Every moment unfolding February 3, 2017

I am coming to realize that January is often jolting. 

Starting on New Year’s Day, my attention is drawn to the inevitable tick of the calendar.  1/365, gone.  1/52, gone.  1/12, gone!  Stop, stop!  It is all passing too quickly! 

But this awareness also causes me to re-evaluate how I spend my diminishing days, and upon reflection, I realize that the choices I have made in January are good ones.  Take the decision I made, out of desperation, to send Annie to rehab in Colorado.  Or the decision to quickly abandon a visiting professorship in another city.  Or the tipping point last January that prompted me to just “be” for six months.  It is as though my mind is made up of a bunch of balls in an obstacle course, and January gives me the temporal permission to shake the globe and let them all settle into a new arrangement.
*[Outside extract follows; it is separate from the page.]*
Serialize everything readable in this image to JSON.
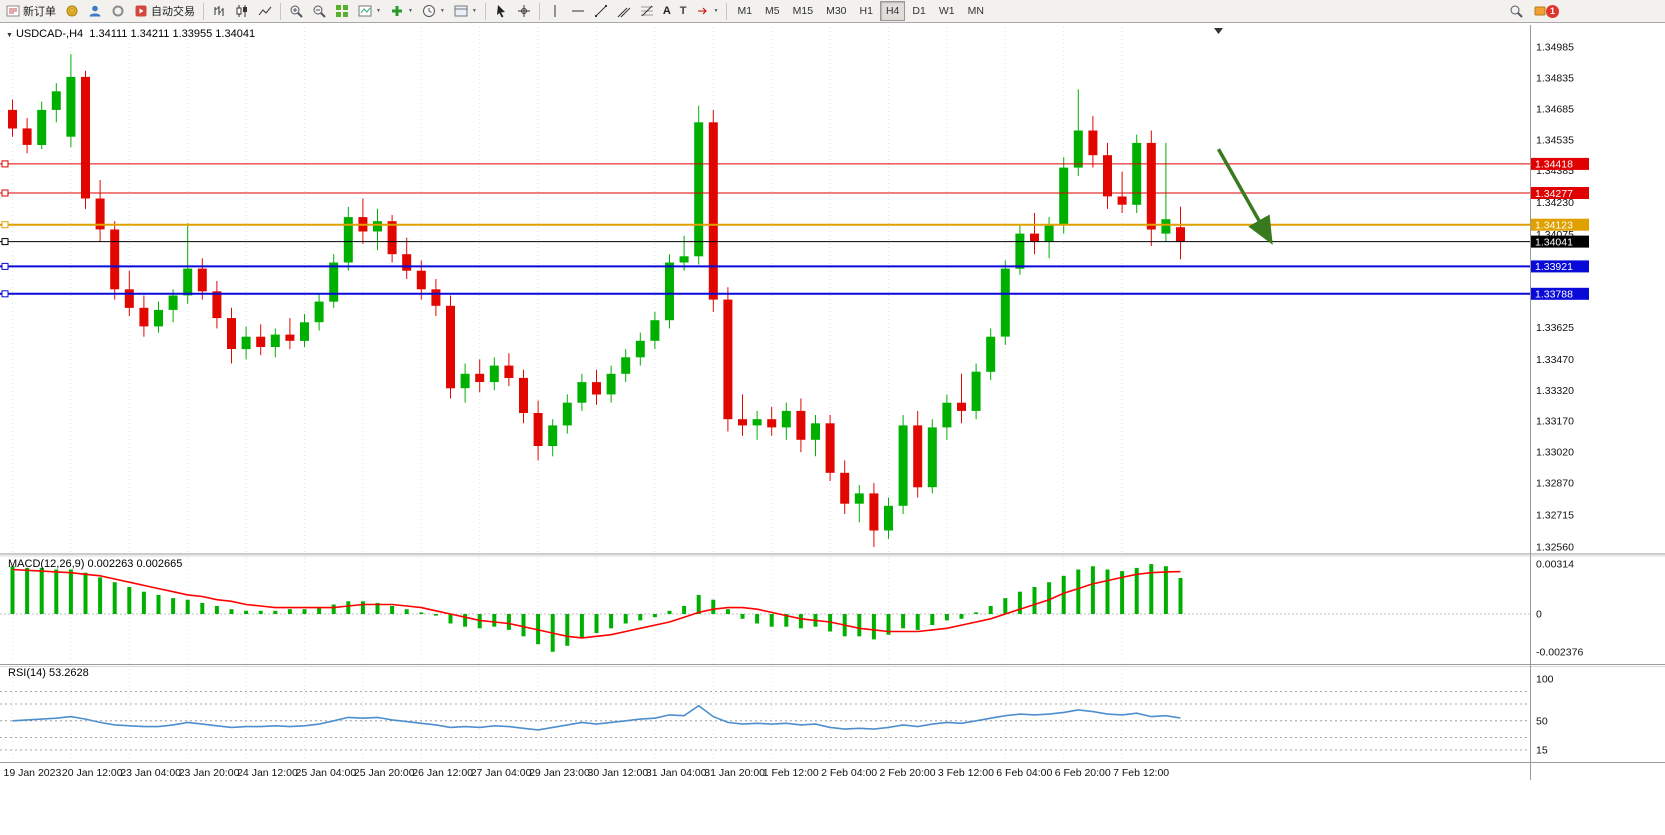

This January was no exception.  Two weeks ago, I started my second term in the M Arch program at CCA.  I had loved the first semester there and anticipated the second to be equally stimulating and rewarding.  [As an aside, I also discovered that I satisfied the requirement for a course in “structures” by my three terms of engineering mechanics, taken…44 years ago!] 

Yet within the first meeting of studio 2, I began to suspect that it was not going to work for me: the timing late in the day, the demanding expectation of a new body of work every two days, the sterility of the instruction.  I had to quickly assess whether this class was going to be a good use of my time in terms of learning, creativity, and joy, and I concluded it was not.  Despite its being a required class in a sequence of studios, I chose to drop it.  In fact, I dropped it twice, because the Dean had encouraged me to give it a second chance, and I did.

Now it is Friday, early afternoon.  Instead of scrambling to have my model and drawings ready for a 3pm studio, I am writing.  I woke up to the patter of my daughter and had a conversation with her.  I meditated and read.  

I don’t know what impact my withdrawal will have on my future in the graduate program here at CCA.  I am still loving my Design Media class, and I will probably pick up a painting class.  But it is reminding me that I need to follow my own path, to sort out what is stimulating and useful, and to let go of what is not.  

For now and for me, this was the right choice.